Turkish President Recep Tayyip Erdoğan on Saturday commemorated the first anniversary of the reopening of Istanbul's Hagia Sophia as a mosque, calling the iconic 16th-century structure a ‘’symbol of the revival’’ of Turkish civilisation.’
The Turkish president made the remarks on Twitter, where he shared a video of the first Friday prayer at the Hagia Sophia last year after a decades-long hiatus and said he hoped for the call for Muslims prayers and the Quran would never abandon the converted structure "until the end of time.’’
Built 1,500 years ago as an Orthodox Christian cathedral, the Hagia Sophia was converted into a mosque following the Ottoman conquest of Istanbul in 1453. The founder of modern Turkey, Mustafa Kemal Atatürk, later turned the building into a museum in 1934.

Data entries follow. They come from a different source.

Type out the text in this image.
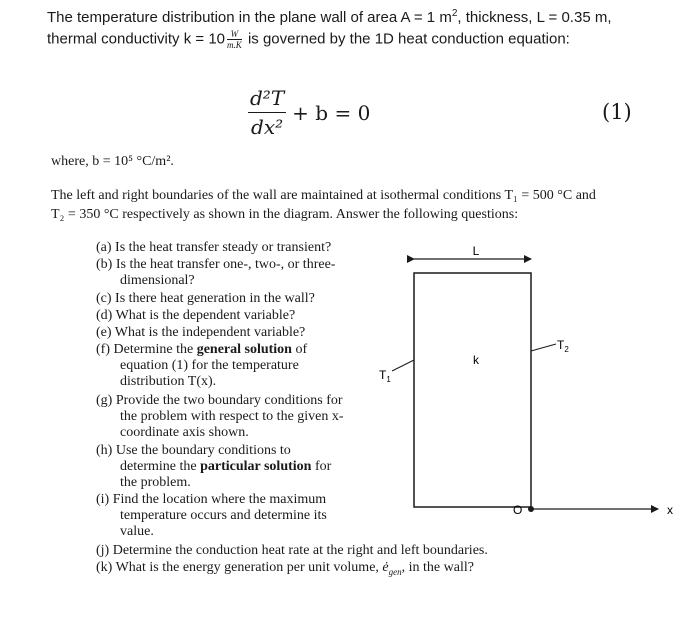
The temperature distribution in the plane wall of area A = 1 $m^2$, thickness, L = 0.35 m,
thermal conductivity $k = 10 \frac{W}{m.K}$ is governed by the 1D heat conduction equation:
$\frac{\text{d²T}}{\text{dx²}} + b = 0$	(1)
where, b = 10⁵ °C/m².
The left and right boundaries of the wall are maintained at isothermal conditions T₁ = 500 °C and
T₂ = 350 °C respectively as shown in the diagram. Answer the following questions:
(a) Is the heat transfer steady or transient?
(b) Is the heat transfer one-, two-, or three-
dimensional?
(c) Is there heat generation in the wall?
(d) What is the dependent variable?
(e) What is the independent variable?
(f) Determine the general solution of
equation (1) for the temperature
distribution T(x).
(g) Provide the two boundary conditions for
the problem with respect to the given x-
coordinate axis shown.
(h) Use the boundary conditions to
determine the particular solution for
the problem.
(i) Find the location where the maximum
temperature occurs and determine its
value.
(j) Determine the conduction heat rate at the right and left boundaries.
(k) What is the energy generation per unit volume, $ė_{gen}$, in the wall?
L
k
$T_1$
$T_2$
O	x
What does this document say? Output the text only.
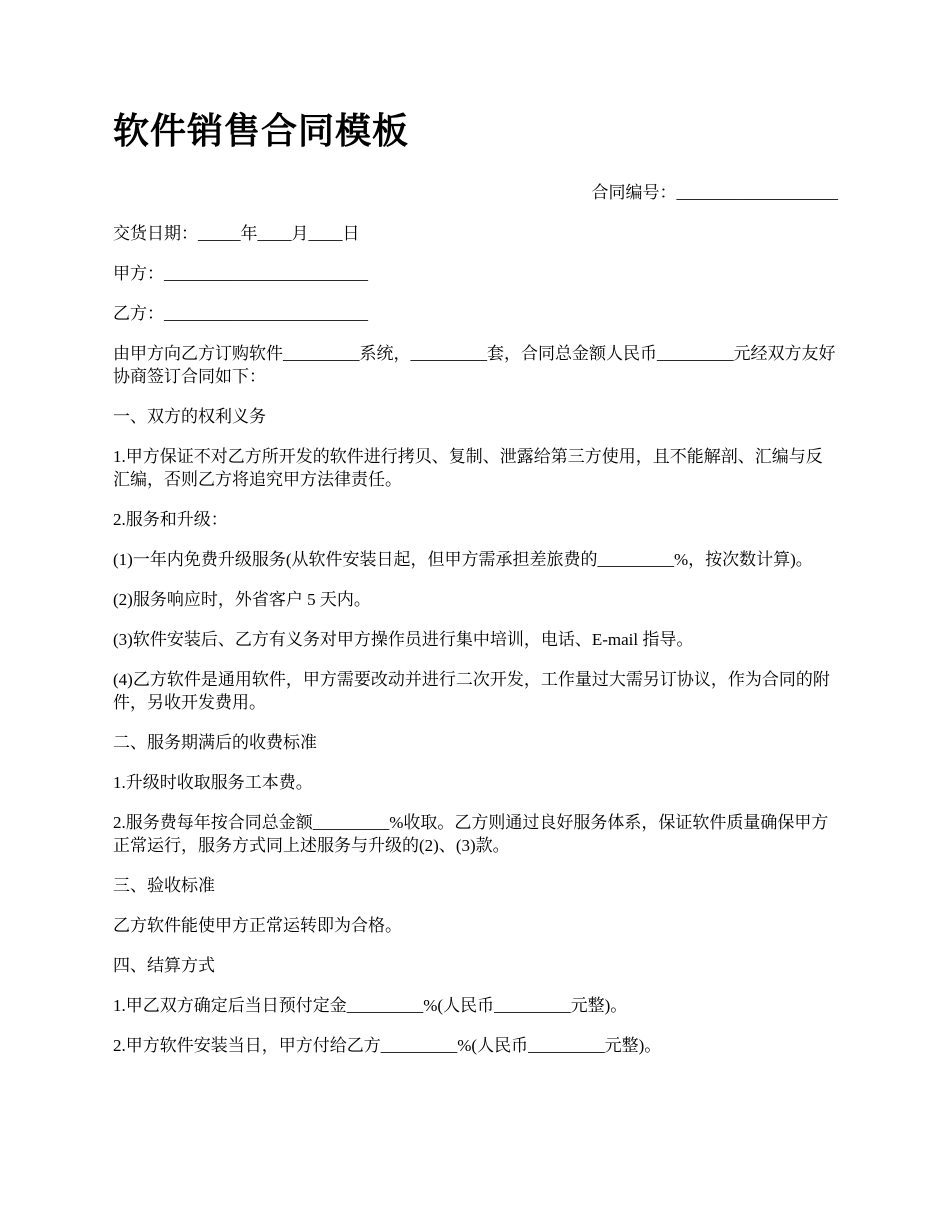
软件销售合同模板
合同编号：___________________

交货日期：_____年____月____日

甲方：________________________

乙方：________________________

由甲方向乙方订购软件_________系统，_________套，合同总金额人民币_________元经双方友好协商签订合同如下：

一、双方的权利义务

1.甲方保证不对乙方所开发的软件进行拷贝、复制、泄露给第三方使用，且不能解剖、汇编与反汇编，否则乙方将追究甲方法律责任。

2.服务和升级：

(1)一年内免费升级服务(从软件安装日起，但甲方需承担差旅费的_________%，按次数计算)。

(2)服务响应时，外省客户 5 天内。

(3)软件安装后、乙方有义务对甲方操作员进行集中培训，电话、E-mail 指导。

(4)乙方软件是通用软件，甲方需要改动并进行二次开发，工作量过大需另订协议，作为合同的附件，另收开发费用。

二、服务期满后的收费标准

1.升级时收取服务工本费。

2.服务费每年按合同总金额_________%收取。乙方则通过良好服务体系，保证软件质量确保甲方正常运行，服务方式同上述服务与升级的(2)、(3)款。

三、验收标准

乙方软件能使甲方正常运转即为合格。

四、结算方式

1.甲乙双方确定后当日预付定金_________%(人民币_________元整)。

2.甲方软件安装当日，甲方付给乙方_________%(人民币_________元整)。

Last July, Erdoğan signed a presidential decree allowing the 6th-century UNESCO World Heritage site to function as a mosque again, in a move that was met with international condemnation. The order came after a Turkish high court revoked the site's decades-long status as a museum.
The anniversary of Hagia Sophia arrives as the World Heritage Committee of UNESCO has requested Turkey to submit a report by early next year on the structure, expressing “grave concerns” about the conservation of the historic building in light of Turkey’s plans to convert it into a mosque.